There are many valid reasons why an organization will want to use its existing ‘production’ data for development, testing, training, analytical and reporting purposes. This is fine, if that organization also has a standard database provisioning process that guarantees that this data remains protected, once it is distributed. This means ensuring that no sensitive, or Personally Identifying Information (PII), leaks into insecure, non-production environments, where unauthorized people could view it.
In my previous article, I showed how to use SQL Provision to automatically provision a group of interdependent databases to each machine in set of test servers.
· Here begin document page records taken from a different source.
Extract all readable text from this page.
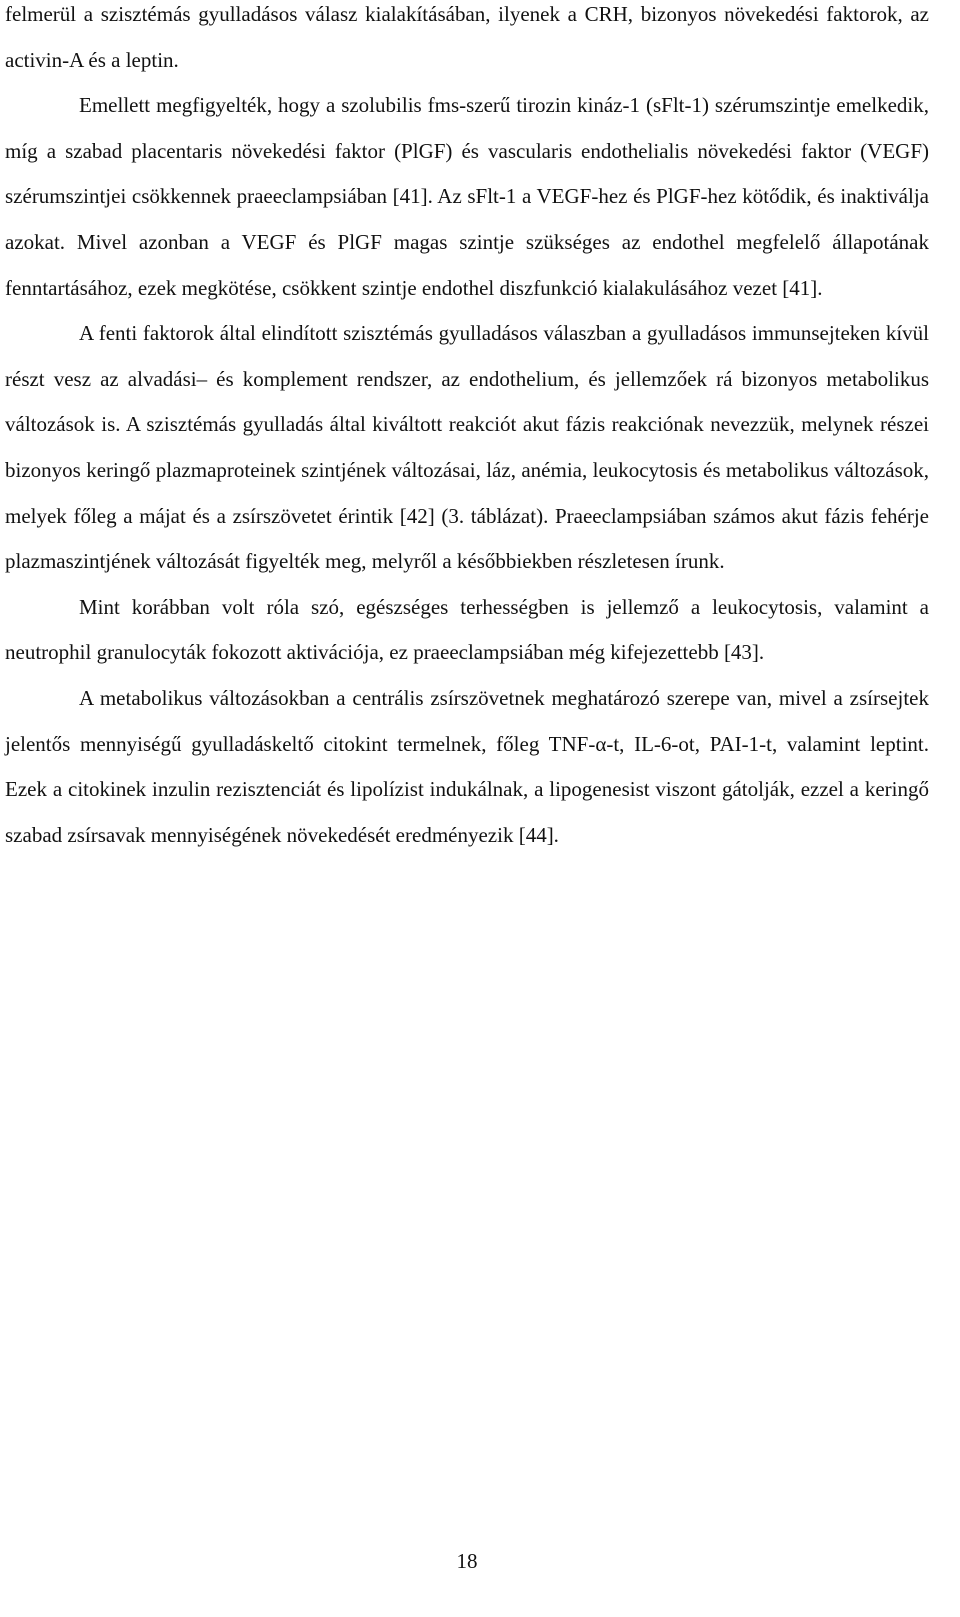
felmerül a szisztémás gyulladásos válasz kialakításában, ilyenek a CRH, bizonyos növekedési faktorok, az activin-A és a leptin.

Emellett megfigyelték, hogy a szolubilis fms-szerű tirozin kináz-1 (sFlt-1) szérumszintje emelkedik, míg a szabad placentaris növekedési faktor (PlGF) és vascularis endothelialis növekedési faktor (VEGF) szérumszintjei csökkennek praeeclampsiában [41]. Az sFlt-1 a VEGF-hez és PlGF-hez kötődik, és inaktiválja azokat. Mivel azonban a VEGF és PlGF magas szintje szükséges az endothel megfelelő állapotának fenntartásához, ezek megkötése, csökkent szintje endothel diszfunkció kialakulásához vezet [41].

A fenti faktorok által elindított szisztémás gyulladásos válaszban a gyulladásos immunsejteken kívül részt vesz az alvadási– és komplement rendszer, az endothelium, és jellemzőek rá bizonyos metabolikus változások is. A szisztémás gyulladás által kiváltott reakciót akut fázis reakciónak nevezzük, melynek részei bizonyos keringő plazmaproteinek szintjének változásai, láz, anémia, leukocytosis és metabolikus változások, melyek főleg a májat és a zsírszövetet érintik [42] (3. táblázat). Praeeclampsiában számos akut fázis fehérje plazmaszintjének változását figyelték meg, melyről a későbbiekben részletesen írunk.

Mint korábban volt róla szó, egészséges terhességben is jellemző a leukocytosis, valamint a neutrophil granulocyták fokozott aktivációja, ez praeeclampsiában még kifejezettebb [43].

A metabolikus változásokban a centrális zsírszövetnek meghatározó szerepe van, mivel a zsírsejtek jelentős mennyiségű gyulladáskeltő citokint termelnek, főleg TNF-α-t, IL-6-ot, PAI-1-t, valamint leptint. Ezek a citokinek inzulin rezisztenciát és lipolízist indukálnak, a lipogenesist viszont gátolják, ezzel a keringő szabad zsírsavak mennyiségének növekedését eredményezik [44].

18
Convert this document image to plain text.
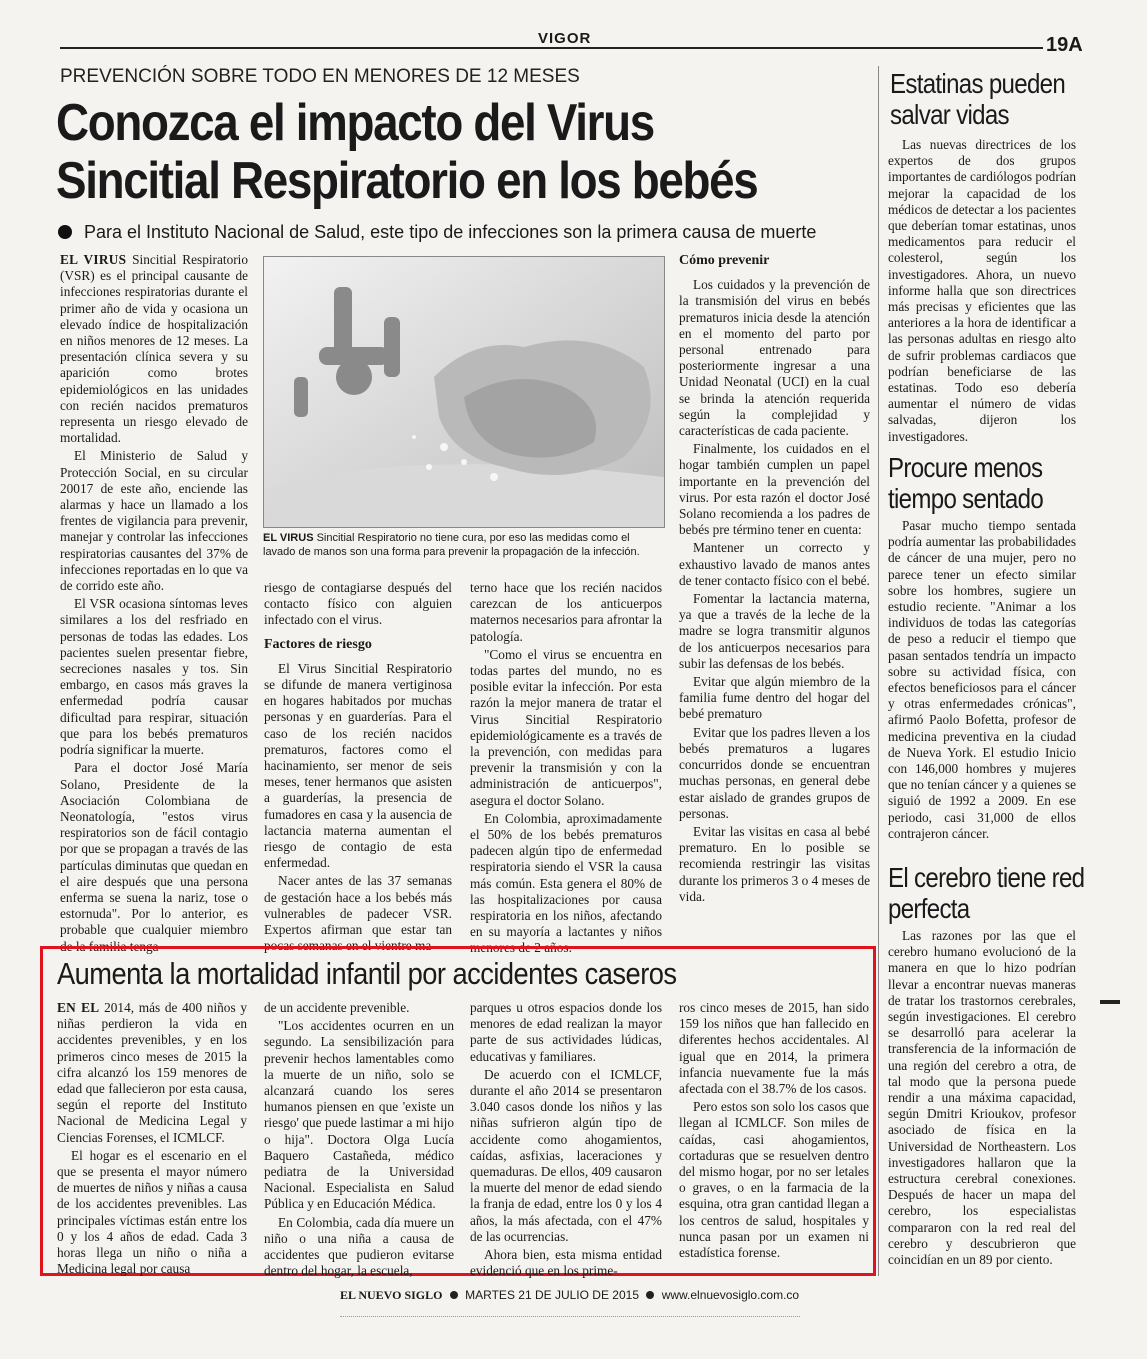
VIGOR	19A
PREVENCIÓN SOBRE TODO EN MENORES DE 12 MESES
Conozca el impacto del Virus
Sincitial Respiratorio en los bebés
Para el Instituto Nacional de Salud, este tipo de infecciones son la primera causa de muerte

EL VIRUS Sincitial Respiratorio (VSR) es el principal causante de infecciones respiratorias durante el primer año de vida y ocasiona un elevado índice de hospitalización en niños menores de 12 meses. La presentación clínica severa y su aparición como brotes epidemiológicos en las unidades con recién nacidos prematuros representa un riesgo elevado de mortalidad.

El Ministerio de Salud y Protección Social, en su circular 20017 de este año, enciende las alarmas y hace un llamado a los frentes de vigilancia para prevenir, manejar y controlar las infecciones respiratorias causantes del 37% de infecciones reportadas en lo que va de corrido este año.

El VSR ocasiona síntomas leves similares a los del resfriado en personas de todas las edades. Los pacientes suelen presentar fiebre, secreciones nasales y tos. Sin embargo, en casos más graves la enfermedad podría causar dificultad para respirar, situación que para los bebés prematuros podría significar la muerte.

Para el doctor José María Solano, Presidente de la Asociación Colombiana de Neonatología, "estos virus respiratorios son de fácil contagio por que se propagan a través de las partículas diminutas que quedan en el aire después que una persona enferma se suena la nariz, tose o estornuda". Por lo anterior, es probable que cualquier miembro de la familia tenga

EL VIRUS Sincitial Respiratorio no tiene cura, por eso las medidas como el lavado de manos son una forma para prevenir la propagación de la infección.

riesgo de contagiarse después del contacto físico con alguien infectado con el virus.

Factores de riesgo

El Virus Sincitial Respiratorio se difunde de manera vertiginosa en hogares habitados por muchas personas y en guarderías. Para el caso de los recién nacidos prematuros, factores como el hacinamiento, ser menor de seis meses, tener hermanos que asisten a guarderías, la presencia de fumadores en casa y la ausencia de lactancia materna aumentan el riesgo de contagio de esta enfermedad.

Nacer antes de las 37 semanas de gestación hace a los bebés más vulnerables de padecer VSR. Expertos afirman que estar tan pocas semanas en el vientre ma-

terno hace que los recién nacidos carezcan de los anticuerpos maternos necesarios para afrontar la patología.

"Como el virus se encuentra en todas partes del mundo, no es posible evitar la infección. Por esta razón la mejor manera de tratar el Virus Sincitial Respiratorio epidemiológicamente es a través de la prevención, con medidas para prevenir la transmisión y con la administración de anticuerpos", asegura el doctor Solano.

En Colombia, aproximadamente el 50% de los bebés prematuros padecen algún tipo de enfermedad respiratoria siendo el VSR la causa más común. Esta genera el 80% de las hospitalizaciones por causa respiratoria en los niños, afectando en su mayoría a lactantes y niños menores de 2 años.

Cómo prevenir

Los cuidados y la prevención de la transmisión del virus en bebés prematuros inicia desde la atención en el momento del parto por personal entrenado para posteriormente ingresar a una Unidad Neonatal (UCI) en la cual se brinda la atención requerida según la complejidad y características de cada paciente.

Finalmente, los cuidados en el hogar también cumplen un papel importante en la prevención del virus. Por esta razón el doctor José Solano recomienda a los padres de bebés pre término tener en cuenta:

Mantener un correcto y exhaustivo lavado de manos antes de tener contacto físico con el bebé.

Fomentar la lactancia materna, ya que a través de la leche de la madre se logra transmitir algunos de los anticuerpos necesarios para subir las defensas de los bebés.

Evitar que algún miembro de la familia fume dentro del hogar del bebé prematuro

Evitar que los padres lleven a los bebés prematuros a lugares concurridos donde se encuentran muchas personas, en general debe estar aislado de grandes grupos de personas.

Evitar las visitas en casa al bebé prematuro. En lo posible se recomienda restringir las visitas durante los primeros 3 o 4 meses de vida.

Estatinas pueden salvar vidas

Las nuevas directrices de los expertos de dos grupos importantes de cardiólogos podrían mejorar la capacidad de los médicos de detectar a los pacientes que deberían tomar estatinas, unos medicamentos para reducir el colesterol, según los investigadores. Ahora, un nuevo informe halla que son directrices más precisas y eficientes que las anteriores a la hora de identificar a las personas adultas en riesgo alto de sufrir problemas cardiacos que podrían beneficiarse de las estatinas. Todo eso debería aumentar el número de vidas salvadas, dijeron los investigadores.

Procure menos tiempo sentado

Pasar mucho tiempo sentada podría aumentar las probabilidades de cáncer de una mujer, pero no parece tener un efecto similar sobre los hombres, sugiere un estudio reciente. "Animar a los individuos de todas las categorías de peso a reducir el tiempo que pasan sentados tendría un impacto sobre su actividad física, con efectos beneficiosos para el cáncer y otras enfermedades crónicas", afirmó Paolo Bofetta, profesor de medicina preventiva en la ciudad de Nueva York. El estudio Inicio con 146,000 hombres y mujeres que no tenían cáncer y a quienes se siguió de 1992 a 2009. En ese periodo, casi 31,000 de ellos contrajeron cáncer.

El cerebro tiene red perfecta

Las razones por las que el cerebro humano evolucionó de la manera en que lo hizo podrían llevar a encontrar nuevas maneras de tratar los trastornos cerebrales, según investigaciones. El cerebro se desarrolló para acelerar la transferencia de la información de una región del cerebro a otra, de tal modo que la persona puede rendir a una máxima capacidad, según Dmitri Krioukov, profesor asociado de física en la Universidad de Northeastern. Los investigadores hallaron que la estructura cerebral conexiones. Después de hacer un mapa del cerebro, los especialistas compararon con la red real del cerebro y descubrieron que coincidían en un 89 por ciento.

Aumenta la mortalidad infantil por accidentes caseros

EN EL 2014, más de 400 niños y niñas perdieron la vida en accidentes prevenibles, y en los primeros cinco meses de 2015 la cifra alcanzó los 159 menores de edad que fallecieron por esta causa, según el reporte del Instituto Nacional de Medicina Legal y Ciencias Forenses, el ICMLCF.

El hogar es el escenario en el que se presenta el mayor número de muertes de niños y niñas a causa de los accidentes prevenibles. Las principales víctimas están entre los 0 y los 4 años de edad. Cada 3 horas llega un niño o niña a Medicina legal por causa

de un accidente prevenible.

"Los accidentes ocurren en un segundo. La sensibilización para prevenir hechos lamentables como la muerte de un niño, solo se alcanzará cuando los seres humanos piensen en que 'existe un riesgo' que puede lastimar a mi hijo o hija". Doctora Olga Lucía Baquero Castañeda, médico pediatra de la Universidad Nacional. Especialista en Salud Pública y en Educación Médica.

En Colombia, cada día muere un niño o una niña a causa de accidentes que pudieron evitarse dentro del hogar, la escuela,

parques u otros espacios donde los menores de edad realizan la mayor parte de sus actividades lúdicas, educativas y familiares.

De acuerdo con el ICMLCF, durante el año 2014 se presentaron 3.040 casos donde los niños y las niñas sufrieron algún tipo de accidente como ahogamientos, caídas, asfixias, laceraciones y quemaduras. De ellos, 409 causaron la muerte del menor de edad siendo la franja de edad, entre los 0 y los 4 años, la más afectada, con el 47% de las ocurrencias.

Ahora bien, esta misma entidad evidenció que en los prime-

ros cinco meses de 2015, han sido 159 los niños que han fallecido en diferentes hechos accidentales. Al igual que en 2014, la primera infancia nuevamente fue la más afectada con el 38.7% de los casos.

Pero estos son solo los casos que llegan al ICMLCF. Son miles de caídas, casi ahogamientos, cortaduras que se resuelven dentro del mismo hogar, por no ser letales o graves, o en la farmacia de la esquina, otra gran cantidad llegan a los centros de salud, hospitales y nunca pasan por un examen ni estadística forense.

EL NUEVO SIGLO MARTES 21 DE JULIO DE 2015 www.elnuevosiglo.com.co
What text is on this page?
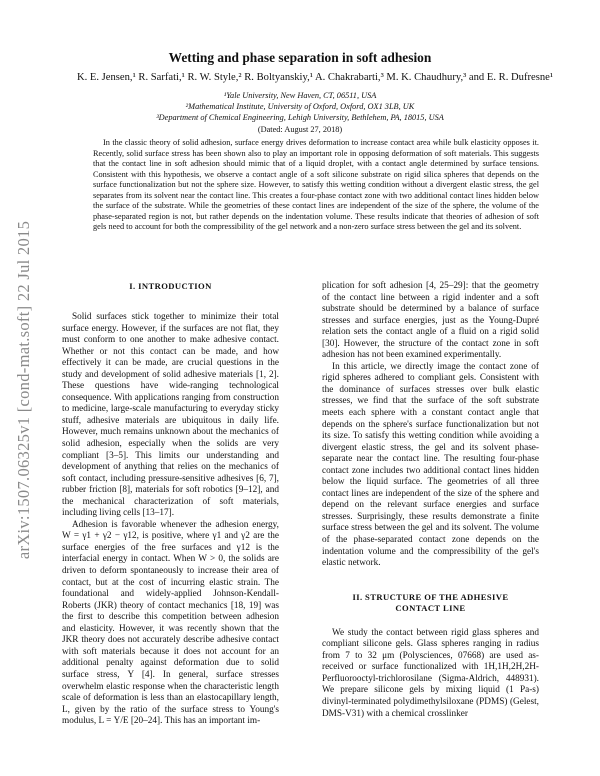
arXiv:1507.06325v1 [cond-mat.soft] 22 Jul 2015
Wetting and phase separation in soft adhesion
K. E. Jensen,¹ R. Sarfati,¹ R. W. Style,² R. Boltyanskiy,¹ A. Chakrabarti,³ M. K. Chaudhury,³ and E. R. Dufresne¹
¹Yale University, New Haven, CT, 06511, USA
²Mathematical Institute, University of Oxford, Oxford, OX1 3LB, UK
³Department of Chemical Engineering, Lehigh University, Bethlehem, PA, 18015, USA
(Dated: August 27, 2018)
In the classic theory of solid adhesion, surface energy drives deformation to increase contact area while bulk elasticity opposes it. Recently, solid surface stress has been shown also to play an important role in opposing deformation of soft materials. This suggests that the contact line in soft adhesion should mimic that of a liquid droplet, with a contact angle determined by surface tensions. Consistent with this hypothesis, we observe a contact angle of a soft silicone substrate on rigid silica spheres that depends on the surface functionalization but not the sphere size. However, to satisfy this wetting condition without a divergent elastic stress, the gel separates from its solvent near the contact line. This creates a four-phase contact zone with two additional contact lines hidden below the surface of the substrate. While the geometries of these contact lines are independent of the size of the sphere, the volume of the phase-separated region is not, but rather depends on the indentation volume. These results indicate that theories of adhesion of soft gels need to account for both the compressibility of the gel network and a non-zero surface stress between the gel and its solvent.
I. INTRODUCTION

Solid surfaces stick together to minimize their total surface energy. However, if the surfaces are not flat, they must conform to one another to make adhesive contact. Whether or not this contact can be made, and how effectively it can be made, are crucial questions in the study and development of solid adhesive materials [1, 2]. These questions have wide-ranging technological consequence. With applications ranging from construction to medicine, large-scale manufacturing to everyday sticky stuff, adhesive materials are ubiquitous in daily life. However, much remains unknown about the mechanics of solid adhesion, especially when the solids are very compliant [3–5]. This limits our understanding and development of anything that relies on the mechanics of soft contact, including pressure-sensitive adhesives [6, 7], rubber friction [8], materials for soft robotics [9–12], and the mechanical characterization of soft materials, including living cells [13–17].

Adhesion is favorable whenever the adhesion energy, W = γ1 + γ2 − γ12, is positive, where γ1 and γ2 are the surface energies of the free surfaces and γ12 is the interfacial energy in contact. When W > 0, the solids are driven to deform spontaneously to increase their area of contact, but at the cost of incurring elastic strain. The foundational and widely-applied Johnson-Kendall-Roberts (JKR) theory of contact mechanics [18, 19] was the first to describe this competition between adhesion and elasticity. However, it was recently shown that the JKR theory does not accurately describe adhesive contact with soft materials because it does not account for an additional penalty against deformation due to solid surface stress, Υ [4]. In general, surface stresses overwhelm elastic response when the characteristic length scale of deformation is less than an elastocapillary length, L, given by the ratio of the surface stress to Young's modulus, L = Υ/E [20–24]. This has an important im-

plication for soft adhesion [4, 25–29]: that the geometry of the contact line between a rigid indenter and a soft substrate should be determined by a balance of surface stresses and surface energies, just as the Young-Dupré relation sets the contact angle of a fluid on a rigid solid [30]. However, the structure of the contact zone in soft adhesion has not been examined experimentally.

In this article, we directly image the contact zone of rigid spheres adhered to compliant gels. Consistent with the dominance of surfaces stresses over bulk elastic stresses, we find that the surface of the soft substrate meets each sphere with a constant contact angle that depends on the sphere's surface functionalization but not its size. To satisfy this wetting condition while avoiding a divergent elastic stress, the gel and its solvent phase-separate near the contact line. The resulting four-phase contact zone includes two additional contact lines hidden below the liquid surface. The geometries of all three contact lines are independent of the size of the sphere and depend on the relevant surface energies and surface stresses. Surprisingly, these results demonstrate a finite surface stress between the gel and its solvent. The volume of the phase-separated contact zone depends on the indentation volume and the compressibility of the gel's elastic network.

II. STRUCTURE OF THE ADHESIVE
CONTACT LINE

We study the contact between rigid glass spheres and compliant silicone gels. Glass spheres ranging in radius from 7 to 32 μm (Polysciences, 07668) are used as-received or surface functionalized with 1H,1H,2H,2H-Perfluorooctyl-trichlorosilane (Sigma-Aldrich, 448931). We prepare silicone gels by mixing liquid (1 Pa-s) divinyl-terminated polydimethylsiloxane (PDMS) (Gelest, DMS-V31) with a chemical crosslinker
There was a sales database, a couple of inventory databases, a shipping database, and a sales database, and to each one we had to apply the right set of data masking rules, as part of our strategy to protect its sensitive or personal data. My focus was on the PowerShell-automation task, so I didn’t offer any details on the masking rules, or how they were maintained by the team, but this requires some thought, especially in larger organizations.
Just as we should place our database build scripts, and PowerShell automation scripts in source control, so we should our data masking rules, which after all are just another set of text (XML) files. With the files in source control, we can track versions and changes enabling several people to work safely work on the same set of masking definitions at the same time. We can also create branches as required to support multiple development streams, and deal with any merge conflicts that might arise.
Creating and maintaining the masking rules for each database
In a production environment with five different databases, such as described above, we’d need to have multiple masking sets, at least one for each database. However, for illustration purposes here, we’ll start with a straightforward and simple set of masks. Early in the project it was determined that we need to do some masking for addresses, and our current masking set for the
Address table looks like this:
The substitution rule for the
Address table modifies a few key fields:
Application of this masking set and any others, during database provisioning, would be automated as outlined in the previous article. Our team of developers and data specialists tasked with maintaining the masking rules would edit them using the Data Masker UI as shown.
Under the covers, the set of data masks is stored as a .DMSMaskSet file, which is just an XML file. You’ll find the schema definitions of each table, column, index and key as well as various elements that define how each of the masking rules works. For our substitution rule, for example, you’ll find in the XML a
<RuleSubstitution> element and then, within that, elements that define the rule (
<DMSRule>), and then how it applies to each of the tables and columns. For example, here we can see how the rule works on the
AddressLine1 column and that we’re using a
random_street_addr_fr.dmds data set to replace existing values in that column with French street addresses:
This is just a tiny part of all the XML that defines the substitution rules, processing, columns, data types and so on. However, it’s all normally controlled through the Data Masker user interface, even in a multi-user environment.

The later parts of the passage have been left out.